Alignment. The path_to_prealigned_atomic_model must be aligned to the frame of reference of the consensus map. This reference structure is used only for rigid-body re-alignment at each iteration; the structure being optimized is path_to_atomic_model. Providing a path_to_reference_volume enables this alignment and is strongly recommended. The rigid_alignment_box_size controls the resolution of the alignment step — a value of 32 typically adds about 1 second per iteration.

Flexible fitting box size. The flexible_fitting_box_size sets the resolution at which the cross-correlation loss is computed. Larger boxes capture more detail but require more GPU memory. For memory-constrained settings, increase n_batches_of_atoms to spread atom contributions across sequential evaluations, and increase batch_size_for_z_planes to parallelize over z-planes with jax.vmap.

Bias constant. The bias_constant_in_kjpermol controls how strongly the MD simulation is steered toward the gradient direction. A single float applies a constant force; a two-element list [start, end] applies a linear schedule from start to end over all n_steps iterations. This parameter typically requires tuning for each system. Values that are too large cause the simulation to explode; values that are too small produce no structural change.

Warm-starting. The path_to_initial_state accepts an OpenMM state XML file (e.g., saved from a previous run or a pre-equilibrated simulation) and can improve convergence by starting from a well-equilibrated configuration.

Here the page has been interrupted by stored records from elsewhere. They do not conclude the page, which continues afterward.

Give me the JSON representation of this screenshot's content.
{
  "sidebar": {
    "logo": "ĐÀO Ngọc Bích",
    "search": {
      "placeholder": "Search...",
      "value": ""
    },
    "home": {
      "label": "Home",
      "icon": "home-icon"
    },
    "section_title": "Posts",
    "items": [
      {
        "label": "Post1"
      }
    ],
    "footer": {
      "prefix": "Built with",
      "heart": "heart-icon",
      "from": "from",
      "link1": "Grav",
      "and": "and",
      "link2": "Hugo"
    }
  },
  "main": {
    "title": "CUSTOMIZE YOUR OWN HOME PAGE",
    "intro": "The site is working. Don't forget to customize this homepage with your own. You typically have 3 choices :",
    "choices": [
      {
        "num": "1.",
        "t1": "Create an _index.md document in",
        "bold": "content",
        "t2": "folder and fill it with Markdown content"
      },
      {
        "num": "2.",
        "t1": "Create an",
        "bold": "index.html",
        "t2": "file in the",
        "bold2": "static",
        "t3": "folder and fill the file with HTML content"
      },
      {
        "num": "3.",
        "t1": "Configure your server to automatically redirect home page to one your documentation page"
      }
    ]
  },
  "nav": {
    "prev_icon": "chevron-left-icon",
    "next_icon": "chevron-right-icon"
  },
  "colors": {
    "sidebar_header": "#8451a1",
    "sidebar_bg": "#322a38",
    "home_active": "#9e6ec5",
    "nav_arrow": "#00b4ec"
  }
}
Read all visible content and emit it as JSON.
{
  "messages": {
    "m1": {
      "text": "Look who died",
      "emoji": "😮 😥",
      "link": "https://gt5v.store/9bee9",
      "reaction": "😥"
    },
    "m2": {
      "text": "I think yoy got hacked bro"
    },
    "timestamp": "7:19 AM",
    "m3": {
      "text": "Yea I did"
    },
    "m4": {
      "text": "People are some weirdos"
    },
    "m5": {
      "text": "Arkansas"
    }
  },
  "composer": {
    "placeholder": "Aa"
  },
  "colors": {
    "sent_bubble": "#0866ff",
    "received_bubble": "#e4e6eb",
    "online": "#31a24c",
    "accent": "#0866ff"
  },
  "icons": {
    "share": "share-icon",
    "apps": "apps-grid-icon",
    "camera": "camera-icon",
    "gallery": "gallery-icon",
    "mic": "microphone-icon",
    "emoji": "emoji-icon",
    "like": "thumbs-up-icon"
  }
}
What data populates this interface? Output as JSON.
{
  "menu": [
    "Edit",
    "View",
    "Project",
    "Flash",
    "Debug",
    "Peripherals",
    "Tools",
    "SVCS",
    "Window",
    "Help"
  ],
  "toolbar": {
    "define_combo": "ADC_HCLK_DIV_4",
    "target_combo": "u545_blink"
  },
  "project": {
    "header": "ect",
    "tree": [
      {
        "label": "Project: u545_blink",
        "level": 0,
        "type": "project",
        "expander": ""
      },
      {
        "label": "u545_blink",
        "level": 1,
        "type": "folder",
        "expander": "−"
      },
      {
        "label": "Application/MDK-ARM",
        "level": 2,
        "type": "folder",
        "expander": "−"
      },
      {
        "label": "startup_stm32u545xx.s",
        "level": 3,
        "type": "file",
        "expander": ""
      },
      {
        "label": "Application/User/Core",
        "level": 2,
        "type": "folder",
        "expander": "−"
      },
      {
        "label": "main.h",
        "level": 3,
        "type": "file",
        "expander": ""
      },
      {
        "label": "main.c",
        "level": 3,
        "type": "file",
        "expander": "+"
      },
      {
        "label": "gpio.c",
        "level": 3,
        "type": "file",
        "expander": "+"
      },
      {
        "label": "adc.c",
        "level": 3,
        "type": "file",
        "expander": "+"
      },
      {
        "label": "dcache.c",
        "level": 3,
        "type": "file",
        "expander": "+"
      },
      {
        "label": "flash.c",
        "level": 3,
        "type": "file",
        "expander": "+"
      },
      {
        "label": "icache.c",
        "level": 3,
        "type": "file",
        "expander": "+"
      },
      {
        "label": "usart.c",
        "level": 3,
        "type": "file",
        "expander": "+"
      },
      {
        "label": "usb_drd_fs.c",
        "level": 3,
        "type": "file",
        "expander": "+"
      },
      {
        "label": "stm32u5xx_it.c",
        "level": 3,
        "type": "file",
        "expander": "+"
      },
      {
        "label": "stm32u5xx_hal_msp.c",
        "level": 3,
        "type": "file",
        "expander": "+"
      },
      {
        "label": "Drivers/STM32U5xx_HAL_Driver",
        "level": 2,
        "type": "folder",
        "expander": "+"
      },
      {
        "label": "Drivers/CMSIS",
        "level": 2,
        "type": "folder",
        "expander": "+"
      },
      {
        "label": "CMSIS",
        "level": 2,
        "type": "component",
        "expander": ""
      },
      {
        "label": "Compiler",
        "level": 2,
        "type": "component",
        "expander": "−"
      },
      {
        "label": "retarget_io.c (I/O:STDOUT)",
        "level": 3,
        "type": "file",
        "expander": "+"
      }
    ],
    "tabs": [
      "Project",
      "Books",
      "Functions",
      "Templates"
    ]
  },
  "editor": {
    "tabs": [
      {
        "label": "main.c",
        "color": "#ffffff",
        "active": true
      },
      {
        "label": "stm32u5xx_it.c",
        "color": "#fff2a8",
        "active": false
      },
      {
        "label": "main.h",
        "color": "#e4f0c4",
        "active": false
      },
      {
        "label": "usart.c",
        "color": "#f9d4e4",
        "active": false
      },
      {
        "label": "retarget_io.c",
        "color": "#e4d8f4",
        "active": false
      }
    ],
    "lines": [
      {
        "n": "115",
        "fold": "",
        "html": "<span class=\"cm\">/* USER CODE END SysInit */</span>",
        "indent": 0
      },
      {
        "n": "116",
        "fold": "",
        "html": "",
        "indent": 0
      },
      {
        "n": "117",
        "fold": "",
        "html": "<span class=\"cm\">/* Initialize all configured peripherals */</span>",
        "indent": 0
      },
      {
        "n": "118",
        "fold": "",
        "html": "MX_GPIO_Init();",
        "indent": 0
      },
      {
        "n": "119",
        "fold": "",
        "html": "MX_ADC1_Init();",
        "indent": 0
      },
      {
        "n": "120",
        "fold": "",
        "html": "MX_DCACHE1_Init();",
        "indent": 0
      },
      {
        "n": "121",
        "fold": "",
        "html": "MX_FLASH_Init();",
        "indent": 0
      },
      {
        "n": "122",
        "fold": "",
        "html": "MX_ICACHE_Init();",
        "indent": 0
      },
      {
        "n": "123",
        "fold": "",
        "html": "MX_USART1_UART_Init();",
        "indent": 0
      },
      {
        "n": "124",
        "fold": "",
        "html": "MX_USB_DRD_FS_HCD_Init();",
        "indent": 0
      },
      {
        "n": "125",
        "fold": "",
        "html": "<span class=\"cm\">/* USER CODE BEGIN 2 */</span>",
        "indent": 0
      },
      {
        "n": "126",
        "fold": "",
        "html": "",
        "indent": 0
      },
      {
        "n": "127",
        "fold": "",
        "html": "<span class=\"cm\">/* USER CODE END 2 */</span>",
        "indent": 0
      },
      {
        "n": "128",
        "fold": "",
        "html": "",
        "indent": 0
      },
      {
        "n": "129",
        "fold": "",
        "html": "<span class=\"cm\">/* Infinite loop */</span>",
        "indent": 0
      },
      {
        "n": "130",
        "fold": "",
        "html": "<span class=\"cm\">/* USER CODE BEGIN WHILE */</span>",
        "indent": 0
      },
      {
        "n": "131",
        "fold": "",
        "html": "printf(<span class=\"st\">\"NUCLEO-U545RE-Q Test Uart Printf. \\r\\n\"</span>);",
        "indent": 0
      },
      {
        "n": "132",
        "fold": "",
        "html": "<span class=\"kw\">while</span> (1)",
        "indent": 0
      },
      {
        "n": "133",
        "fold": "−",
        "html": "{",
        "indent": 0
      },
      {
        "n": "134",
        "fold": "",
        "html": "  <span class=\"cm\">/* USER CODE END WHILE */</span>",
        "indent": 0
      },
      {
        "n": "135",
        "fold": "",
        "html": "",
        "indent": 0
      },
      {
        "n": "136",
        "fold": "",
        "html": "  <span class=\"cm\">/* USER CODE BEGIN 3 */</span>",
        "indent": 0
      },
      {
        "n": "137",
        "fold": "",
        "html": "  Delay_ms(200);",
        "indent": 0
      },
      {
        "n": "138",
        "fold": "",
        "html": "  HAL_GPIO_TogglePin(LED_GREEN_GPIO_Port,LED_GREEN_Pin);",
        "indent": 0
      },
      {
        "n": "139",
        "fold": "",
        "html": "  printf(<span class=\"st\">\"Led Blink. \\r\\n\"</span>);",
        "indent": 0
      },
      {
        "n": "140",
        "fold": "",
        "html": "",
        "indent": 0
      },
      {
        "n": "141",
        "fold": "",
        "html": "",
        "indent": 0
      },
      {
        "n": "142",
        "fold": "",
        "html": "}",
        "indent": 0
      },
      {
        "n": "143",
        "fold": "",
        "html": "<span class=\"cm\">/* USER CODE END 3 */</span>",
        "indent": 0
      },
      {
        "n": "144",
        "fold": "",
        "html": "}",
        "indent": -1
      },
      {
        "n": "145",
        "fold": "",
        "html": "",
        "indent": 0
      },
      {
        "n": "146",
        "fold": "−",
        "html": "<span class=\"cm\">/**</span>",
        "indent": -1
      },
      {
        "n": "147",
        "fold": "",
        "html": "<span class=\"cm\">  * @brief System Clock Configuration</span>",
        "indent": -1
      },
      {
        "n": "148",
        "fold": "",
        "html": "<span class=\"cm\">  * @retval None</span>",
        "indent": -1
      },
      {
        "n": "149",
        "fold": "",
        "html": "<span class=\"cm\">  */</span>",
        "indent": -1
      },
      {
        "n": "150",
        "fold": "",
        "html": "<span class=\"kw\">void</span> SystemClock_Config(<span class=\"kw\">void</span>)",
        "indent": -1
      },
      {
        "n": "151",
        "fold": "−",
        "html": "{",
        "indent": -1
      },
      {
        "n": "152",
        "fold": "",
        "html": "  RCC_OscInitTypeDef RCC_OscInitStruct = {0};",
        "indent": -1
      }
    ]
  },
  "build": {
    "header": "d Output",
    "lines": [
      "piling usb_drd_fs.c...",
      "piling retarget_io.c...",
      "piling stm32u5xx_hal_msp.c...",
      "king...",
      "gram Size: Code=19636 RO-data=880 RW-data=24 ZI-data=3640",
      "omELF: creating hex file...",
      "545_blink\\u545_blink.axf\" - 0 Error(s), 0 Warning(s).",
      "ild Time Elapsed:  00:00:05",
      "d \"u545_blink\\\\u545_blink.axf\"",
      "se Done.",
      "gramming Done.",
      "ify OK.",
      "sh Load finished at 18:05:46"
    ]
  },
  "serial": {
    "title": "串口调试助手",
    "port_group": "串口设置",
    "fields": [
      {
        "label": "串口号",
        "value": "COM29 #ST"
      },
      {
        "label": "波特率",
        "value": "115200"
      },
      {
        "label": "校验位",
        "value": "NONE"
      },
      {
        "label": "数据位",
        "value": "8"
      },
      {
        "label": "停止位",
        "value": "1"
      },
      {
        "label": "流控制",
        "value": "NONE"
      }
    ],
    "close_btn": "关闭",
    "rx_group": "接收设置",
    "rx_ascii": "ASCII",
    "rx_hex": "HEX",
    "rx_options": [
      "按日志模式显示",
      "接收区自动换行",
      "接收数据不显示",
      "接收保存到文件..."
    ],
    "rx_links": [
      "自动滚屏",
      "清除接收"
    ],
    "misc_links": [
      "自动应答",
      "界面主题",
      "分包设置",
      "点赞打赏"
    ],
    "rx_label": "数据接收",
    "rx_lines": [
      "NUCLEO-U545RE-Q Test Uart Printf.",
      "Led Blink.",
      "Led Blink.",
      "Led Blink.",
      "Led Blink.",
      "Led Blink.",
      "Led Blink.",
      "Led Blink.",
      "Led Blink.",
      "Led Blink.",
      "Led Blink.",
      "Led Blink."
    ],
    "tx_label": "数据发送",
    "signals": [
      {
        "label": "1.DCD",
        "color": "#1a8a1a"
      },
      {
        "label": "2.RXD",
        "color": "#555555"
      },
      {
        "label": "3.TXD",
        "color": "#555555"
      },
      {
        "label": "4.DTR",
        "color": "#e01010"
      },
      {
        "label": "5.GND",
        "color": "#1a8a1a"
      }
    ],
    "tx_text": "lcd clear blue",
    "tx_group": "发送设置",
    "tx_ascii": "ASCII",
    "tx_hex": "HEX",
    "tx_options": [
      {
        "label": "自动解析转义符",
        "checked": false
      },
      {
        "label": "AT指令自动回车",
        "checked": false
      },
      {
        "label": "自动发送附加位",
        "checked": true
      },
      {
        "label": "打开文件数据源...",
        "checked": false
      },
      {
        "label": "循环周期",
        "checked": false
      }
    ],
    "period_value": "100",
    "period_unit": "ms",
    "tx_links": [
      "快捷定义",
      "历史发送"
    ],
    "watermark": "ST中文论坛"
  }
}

MD simulation parameters. The optional md_params block lets you override any of the underlying OpenMM simulation parameters directly from the YAML config. All fields are optional and fall back to built-in defaults when omitted. The nonbonded_method field accepts string aliases: CutoffNonPeriodic (default, for implicit/vacuum simulations), PME or Ewald (explicit solvent with a periodic box), CutoffPeriodic (periodic box with a simple cutoff), LJPME (PME for both electrostatics and Lennard-Jones), and NoCutoff (no cutoff; very small systems only). The constraints field accepts HBonds (default, compatible with a 2 fs timestep), AllBonds, HAngles (allows ~4 fs timesteps), or null to disable constraints. Numeric fields use explicit unit suffixes: _nm for nanometers, _K for Kelvin, _per_ps for ps⁻¹, and _ps for picoseconds. The platform and platform_properties fields are set at the top level of projector_params and do not belong inside md_params.

Outputs¶

final_walker.npy: final refined atomic positions as a NumPy array.
states_proj/state_*: OpenMM state files saved at each iteration. Useful for restarting or inspecting the MD trajectory.
A log file named by the date the run was started.
A copy of the input config YAML written to the output directory.